A healthy workforce is an important contributor to ITC's competitiveness and sustainability. All Units maintain a conducive work environment meeting Indian/International standards on hygiene, lighting, ventilation and effective controls on noise and dust. Units are provided with occupational health centres with adequate medical staff to monitor occupational health and provide immediate relief, when required. In addition, at least 2% of total employees are professionally trained as first aiders.
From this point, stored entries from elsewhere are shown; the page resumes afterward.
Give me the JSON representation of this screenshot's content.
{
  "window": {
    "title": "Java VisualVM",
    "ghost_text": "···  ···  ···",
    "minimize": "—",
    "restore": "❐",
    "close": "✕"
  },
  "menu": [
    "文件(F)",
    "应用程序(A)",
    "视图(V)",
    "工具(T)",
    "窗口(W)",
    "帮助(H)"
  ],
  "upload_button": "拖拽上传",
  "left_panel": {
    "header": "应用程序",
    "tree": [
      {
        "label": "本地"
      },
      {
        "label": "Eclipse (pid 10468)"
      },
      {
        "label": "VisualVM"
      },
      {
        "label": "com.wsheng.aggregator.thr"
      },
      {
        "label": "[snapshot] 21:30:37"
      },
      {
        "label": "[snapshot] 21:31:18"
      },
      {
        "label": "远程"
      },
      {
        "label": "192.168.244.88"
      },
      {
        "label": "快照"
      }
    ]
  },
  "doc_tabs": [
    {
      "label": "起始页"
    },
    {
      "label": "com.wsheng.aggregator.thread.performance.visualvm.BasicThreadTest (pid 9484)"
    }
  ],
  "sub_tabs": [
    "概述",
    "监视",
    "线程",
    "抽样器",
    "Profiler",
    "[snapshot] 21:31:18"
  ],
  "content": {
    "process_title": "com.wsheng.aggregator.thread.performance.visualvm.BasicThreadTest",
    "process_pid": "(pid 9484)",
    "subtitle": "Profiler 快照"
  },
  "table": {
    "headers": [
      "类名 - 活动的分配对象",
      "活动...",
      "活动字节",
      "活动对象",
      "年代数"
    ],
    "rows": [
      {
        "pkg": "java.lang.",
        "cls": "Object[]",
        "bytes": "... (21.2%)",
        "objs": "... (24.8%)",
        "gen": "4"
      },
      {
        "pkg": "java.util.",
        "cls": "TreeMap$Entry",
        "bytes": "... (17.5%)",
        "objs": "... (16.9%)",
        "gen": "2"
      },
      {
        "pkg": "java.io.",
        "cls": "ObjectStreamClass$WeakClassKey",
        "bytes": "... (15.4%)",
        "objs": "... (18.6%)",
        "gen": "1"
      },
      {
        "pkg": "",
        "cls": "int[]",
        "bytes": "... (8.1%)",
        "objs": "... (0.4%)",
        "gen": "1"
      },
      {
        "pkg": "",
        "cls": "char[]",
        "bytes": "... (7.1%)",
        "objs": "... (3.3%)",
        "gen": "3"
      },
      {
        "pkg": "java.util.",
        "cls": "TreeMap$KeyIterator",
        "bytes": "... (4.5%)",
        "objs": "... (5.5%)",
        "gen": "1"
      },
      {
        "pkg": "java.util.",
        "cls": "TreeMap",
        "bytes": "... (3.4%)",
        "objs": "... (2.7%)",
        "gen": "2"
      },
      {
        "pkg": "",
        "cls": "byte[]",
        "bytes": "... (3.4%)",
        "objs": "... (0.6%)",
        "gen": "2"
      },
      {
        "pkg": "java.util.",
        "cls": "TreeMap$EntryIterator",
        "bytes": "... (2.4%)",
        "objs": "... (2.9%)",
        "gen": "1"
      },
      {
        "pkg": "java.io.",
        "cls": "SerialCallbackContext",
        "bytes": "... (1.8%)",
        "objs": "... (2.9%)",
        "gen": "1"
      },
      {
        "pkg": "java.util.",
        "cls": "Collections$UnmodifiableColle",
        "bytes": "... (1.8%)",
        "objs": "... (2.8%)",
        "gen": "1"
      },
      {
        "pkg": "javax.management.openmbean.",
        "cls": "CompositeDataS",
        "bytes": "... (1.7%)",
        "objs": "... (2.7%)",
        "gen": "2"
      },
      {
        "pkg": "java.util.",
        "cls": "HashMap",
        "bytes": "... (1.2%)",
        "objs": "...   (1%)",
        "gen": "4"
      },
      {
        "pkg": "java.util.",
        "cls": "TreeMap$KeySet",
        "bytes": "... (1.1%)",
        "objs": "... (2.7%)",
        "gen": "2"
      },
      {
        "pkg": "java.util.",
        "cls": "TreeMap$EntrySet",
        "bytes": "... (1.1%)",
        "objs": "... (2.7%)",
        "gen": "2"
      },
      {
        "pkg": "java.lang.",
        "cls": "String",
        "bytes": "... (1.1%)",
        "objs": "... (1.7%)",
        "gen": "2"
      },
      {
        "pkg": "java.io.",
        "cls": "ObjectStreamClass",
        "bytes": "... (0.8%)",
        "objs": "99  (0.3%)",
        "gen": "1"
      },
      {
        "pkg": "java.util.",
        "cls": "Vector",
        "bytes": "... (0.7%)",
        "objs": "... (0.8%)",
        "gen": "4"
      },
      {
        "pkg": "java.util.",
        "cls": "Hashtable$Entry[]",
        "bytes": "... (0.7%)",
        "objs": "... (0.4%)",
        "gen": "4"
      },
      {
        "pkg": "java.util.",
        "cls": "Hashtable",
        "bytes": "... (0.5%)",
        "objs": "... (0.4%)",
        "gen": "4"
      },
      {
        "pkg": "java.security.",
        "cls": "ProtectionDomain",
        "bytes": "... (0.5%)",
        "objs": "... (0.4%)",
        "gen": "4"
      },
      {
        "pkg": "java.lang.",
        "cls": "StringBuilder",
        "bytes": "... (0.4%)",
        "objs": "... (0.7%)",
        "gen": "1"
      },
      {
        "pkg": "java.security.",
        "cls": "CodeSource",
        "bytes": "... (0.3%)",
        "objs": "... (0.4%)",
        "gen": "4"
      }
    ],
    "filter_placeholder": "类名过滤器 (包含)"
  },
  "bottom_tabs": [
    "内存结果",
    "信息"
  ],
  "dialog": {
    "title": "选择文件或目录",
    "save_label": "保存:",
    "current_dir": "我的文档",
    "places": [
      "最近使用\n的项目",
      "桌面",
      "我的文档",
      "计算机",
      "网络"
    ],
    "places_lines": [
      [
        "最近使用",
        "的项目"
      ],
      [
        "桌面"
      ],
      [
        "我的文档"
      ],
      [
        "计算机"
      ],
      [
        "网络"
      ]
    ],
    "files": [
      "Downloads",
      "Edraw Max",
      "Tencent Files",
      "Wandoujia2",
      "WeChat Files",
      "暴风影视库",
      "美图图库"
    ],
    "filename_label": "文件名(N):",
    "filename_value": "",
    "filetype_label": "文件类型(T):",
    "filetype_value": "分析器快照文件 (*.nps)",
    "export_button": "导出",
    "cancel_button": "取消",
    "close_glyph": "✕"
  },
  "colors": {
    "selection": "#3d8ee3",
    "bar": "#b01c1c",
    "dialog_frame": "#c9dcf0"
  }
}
As part of ITC's preventive medical programme, various categories of employees based on age and exposure to occupational hazards undergo periodic medical check-ups. Accordingly, in 2016-17, 12,892 employees underwent preventive medical examinations and there were no occupation related illnesses identified in any of ITC's Business Units.
ITC remains committed to protecting its employees from the threat posed by various serious diseases including HIV/ AIDS, hepatitis, dengue, malaria etc. During 2016-17, the awareness/counselling sessions conducted for the employees and communities around ITC's Units covered a total of 9,790 people, out of which 6,872 were employees of the Company, while the remaining were local community members. Awareness sessions are also conducted regarding the other off-the-job safety aspects such as home safety and safe use of LPG in kitchen and road safety.
In line with the Company's EHS policy, the approach is to institutionalise safety as a value-led concept with focus on inculcation of ownership at all levels, leading to the creation of a cohesive safety culture. Periodic reviews are undertaken to ensure that training and other communications are relevant and take into account the local socio-economic context to ensure the transition from 'awareness developed' to 'changed behaviour'.
ITC will continue to take efforts to create a safe working environment and strong safety culture through the following interventions.
ITC will continue to evaluate its safety performance through requisite mix of leading and lagging indicators and course correct accordingly. The objective remains to achieve 'Zero Accident' status in the coming future.